The above exercise is from Exercise $28$ of Chapter $4$ of Stein & Shakarchi (pg. $199$). I'm attempting to show the last bullet point, i.e. that $T$ is a HS operator $\iff \alpha > \frac{d}{2}$. I found a solution online, but I'm somewhat confused by one of the steps in the proof. See their proof below:
$\begin{align} T \, \, \mathrm{is} \, \, \mathrm{HS} &\iff A|x-y|^{-d+\alpha} \in L_2(B \times B)\\ & \iff \int_B \int_B A^2|x-y|^{-2d+2\alpha} < \infty \\ & \iff -2d+2\alpha > -d \\ & \iff \alpha > \frac{d}{2} \hspace{1cm} \blacksquare \\ \end{align}$
I have a problem with the $\iff$ in the first line, working left to right. If $T$ is HS, then by definition $K(x,y) \in L_2(B \times B)$, i.e. $\int_B \int_B |K(x,y)| \,dx \, dy < \infty$. But we're only given that $|K(x,y)| \leq A|x-y|^{-d+\alpha}$. Squaring both sides of this and applying monotonicity of the integral doesn't necessarily give that $A|x-y|^{-d+\alpha} \in L_2(B \times B)$ (certainly this isn't guaranteed over $\mathbb{R}^d$).
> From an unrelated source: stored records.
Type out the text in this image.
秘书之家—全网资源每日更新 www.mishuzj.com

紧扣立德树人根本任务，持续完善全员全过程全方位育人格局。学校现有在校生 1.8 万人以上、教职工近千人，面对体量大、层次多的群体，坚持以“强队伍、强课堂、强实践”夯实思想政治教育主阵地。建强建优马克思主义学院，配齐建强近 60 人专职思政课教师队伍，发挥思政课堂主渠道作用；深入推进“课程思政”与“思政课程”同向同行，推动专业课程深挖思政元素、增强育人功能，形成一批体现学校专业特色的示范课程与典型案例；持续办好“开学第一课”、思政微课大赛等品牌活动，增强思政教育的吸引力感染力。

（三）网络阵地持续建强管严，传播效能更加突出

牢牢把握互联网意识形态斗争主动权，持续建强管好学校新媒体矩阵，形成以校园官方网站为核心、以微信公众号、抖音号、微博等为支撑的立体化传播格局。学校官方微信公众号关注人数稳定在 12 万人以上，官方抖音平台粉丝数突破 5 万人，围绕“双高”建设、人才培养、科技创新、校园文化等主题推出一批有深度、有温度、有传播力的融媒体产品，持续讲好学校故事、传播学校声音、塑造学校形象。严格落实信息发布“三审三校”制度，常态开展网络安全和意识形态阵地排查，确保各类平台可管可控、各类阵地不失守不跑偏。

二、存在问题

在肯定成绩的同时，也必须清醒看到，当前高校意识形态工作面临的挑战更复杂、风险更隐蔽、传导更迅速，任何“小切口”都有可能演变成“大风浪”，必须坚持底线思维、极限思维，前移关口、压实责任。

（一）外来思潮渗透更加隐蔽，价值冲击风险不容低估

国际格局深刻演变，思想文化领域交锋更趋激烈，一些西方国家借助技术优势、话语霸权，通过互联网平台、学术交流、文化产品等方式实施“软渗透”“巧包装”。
I would think that this would actually only hold if the inequality was reversed. Then the fact that $K(x,y) \in L_2(B \times B)$ would force $A|x-y|^{-d+\alpha}$ by monotonicity of $\int$.
What am I missing here? Is it the fact that in $B \times B$, $|x-y| \leq 1$?